The collapse of Lehman Brothers didn’t cause the Great Recession
I recently published an article (here is the reprinted version) in which I analyze 5 lesser known economic downturns of the 20th century. The article starts like this:
A decade has passed since the collapse of the Lehmann Brothers investment bank, triggering the worst recession since the stock market collapse of 1929.
However, the original version of the article (i.e., prior to being edited) said something different:
A decade has passed since the 2008 Financial Crisis, which triggered the worst recession since the 1930s.
The edited version conveys an idea that doesn’t appear in my original article and with which I completely disagree, namely: the bailout of Lehman Brothers would have prevented the Great Recession. The causes of the 2008 Financial Crisis and subsequent recession have been extensively studied over the last decade. Deregulation in financial markets, low interest rates during the 2000s or the monetary policy decisions of the Fed during 2008 are some of the hypotheses put forward to explain the worst economic crisis since the 1930s.

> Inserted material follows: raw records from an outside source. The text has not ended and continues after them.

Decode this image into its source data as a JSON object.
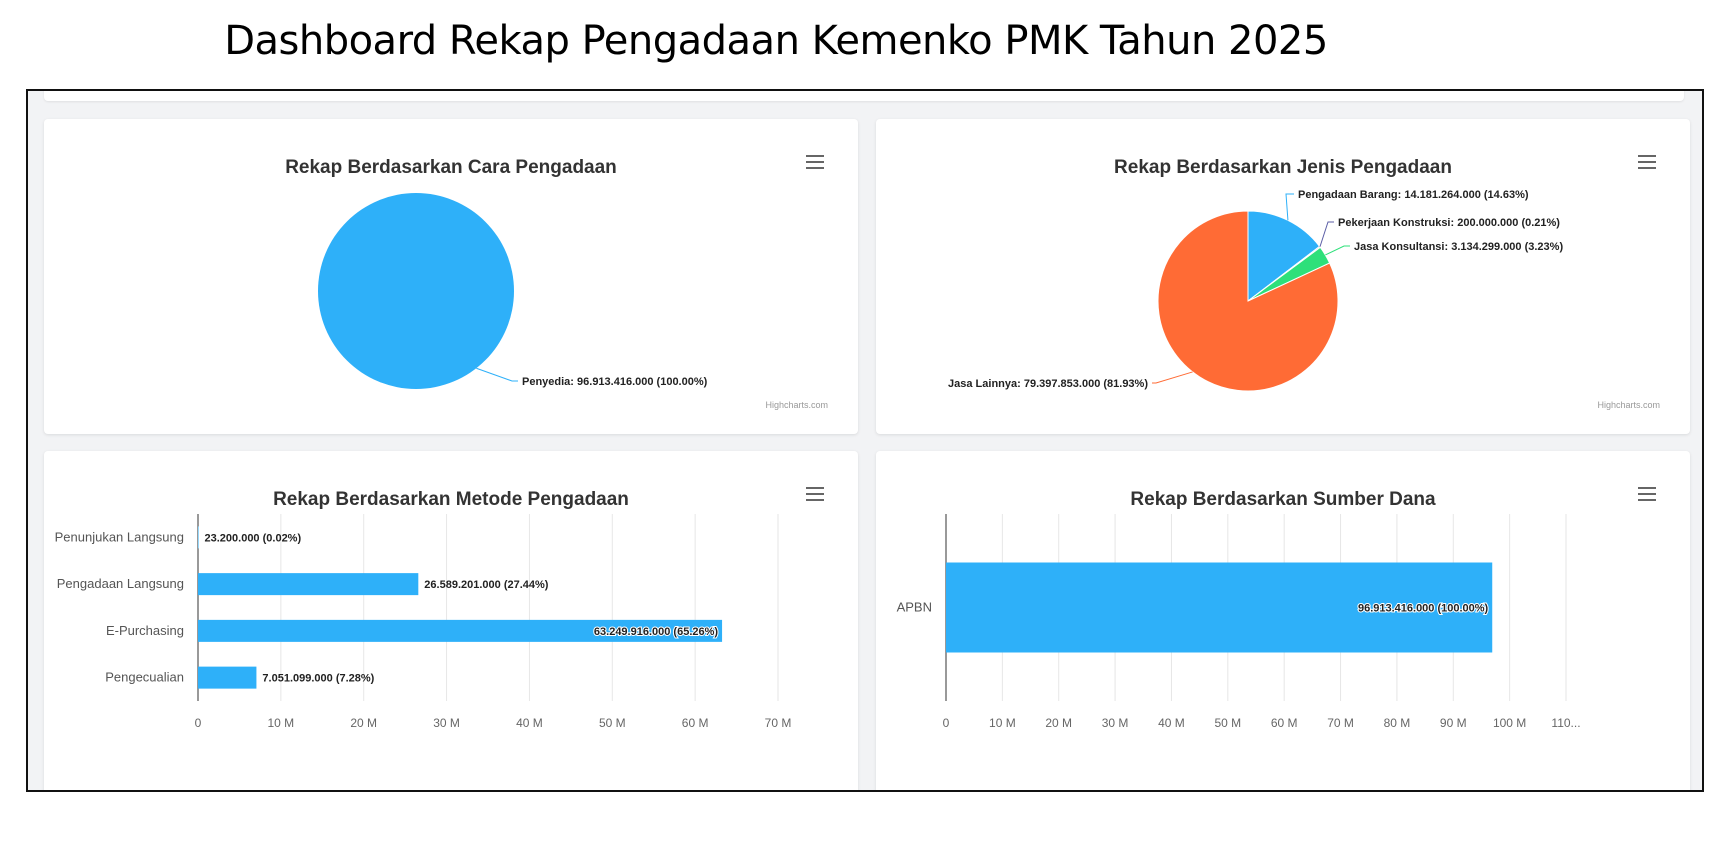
{
  "page": {
    "title": "Dashboard Rekap Pengadaan Kemenko PMK Tahun 2025"
  },
  "credit": "Highcharts.com",
  "chart_data": [
    {
      "type": "pie",
      "title": "Rekap Berdasarkan Cara Pengadaan",
      "slices": [
        {
          "name": "Penyedia",
          "value": 96913416000,
          "label": "Penyedia: 96.913.416.000 (100.00%)",
          "color": "#2eb0f9"
        }
      ]
    },
    {
      "type": "pie",
      "title": "Rekap Berdasarkan Jenis Pengadaan",
      "slices": [
        {
          "name": "Pengadaan Barang",
          "value": 14181264000,
          "label": "Pengadaan Barang: 14.181.264.000 (14.63%)",
          "color": "#2eb0f9"
        },
        {
          "name": "Pekerjaan Konstruksi",
          "value": 200000000,
          "label": "Pekerjaan Konstruksi: 200.000.000 (0.21%)",
          "color": "#5b5ea6"
        },
        {
          "name": "Jasa Konsultansi",
          "value": 3134299000,
          "label": "Jasa Konsultansi: 3.134.299.000 (3.23%)",
          "color": "#2ee07a"
        },
        {
          "name": "Jasa Lainnya",
          "value": 79397853000,
          "label": "Jasa Lainnya: 79.397.853.000 (81.93%)",
          "color": "#ff6b35"
        }
      ]
    },
    {
      "type": "bar",
      "title": "Rekap Berdasarkan Metode Pengadaan",
      "categories": [
        "Penunjukan Langsung",
        "Pengadaan Langsung",
        "E-Purchasing",
        "Pengecualian"
      ],
      "values": [
        23200000,
        26589201000,
        63249916000,
        7051099000
      ],
      "data_labels": [
        "23.200.000 (0.02%)",
        "26.589.201.000 (27.44%)",
        "63.249.916.000 (65.26%)",
        "7.051.099.000 (7.28%)"
      ],
      "xlim": [
        0,
        70000000000
      ],
      "ticks": [
        "0",
        "10 M",
        "20 M",
        "30 M",
        "40 M",
        "50 M",
        "60 M",
        "70 M"
      ],
      "grid": true,
      "color": "#2eb0f9"
    },
    {
      "type": "bar",
      "title": "Rekap Berdasarkan Sumber Dana",
      "categories": [
        "APBN"
      ],
      "values": [
        96913416000
      ],
      "data_labels": [
        "96.913.416.000 (100.00%)"
      ],
      "xlim": [
        0,
        110000000000
      ],
      "ticks": [
        "0",
        "10 M",
        "20 M",
        "30 M",
        "40 M",
        "50 M",
        "60 M",
        "70 M",
        "80 M",
        "90 M",
        "100 M",
        "110..."
      ],
      "grid": true,
      "color": "#2eb0f9"
    }
  ]
}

Because my article doesn’t deal with the causes of the Great Recession, I deliberately abstained from entering the above debate. Instead, I just mentioned that the Financial Crisis somehow contributed to triggering the Great Recession. Yet one thing is clear: the collapse of Lehman Brothers did NOT cause the Great Recession. When Lehman went bankrupt, the economy was already contracting!
Don’t get me wrong. I’m not criticizing the fantastic editing work that editors do with my articles. I’m sure I give them more work than most writers due to English not being my first language. I just wanted to clarify my position on such a relevant episode of the recent history of the United States.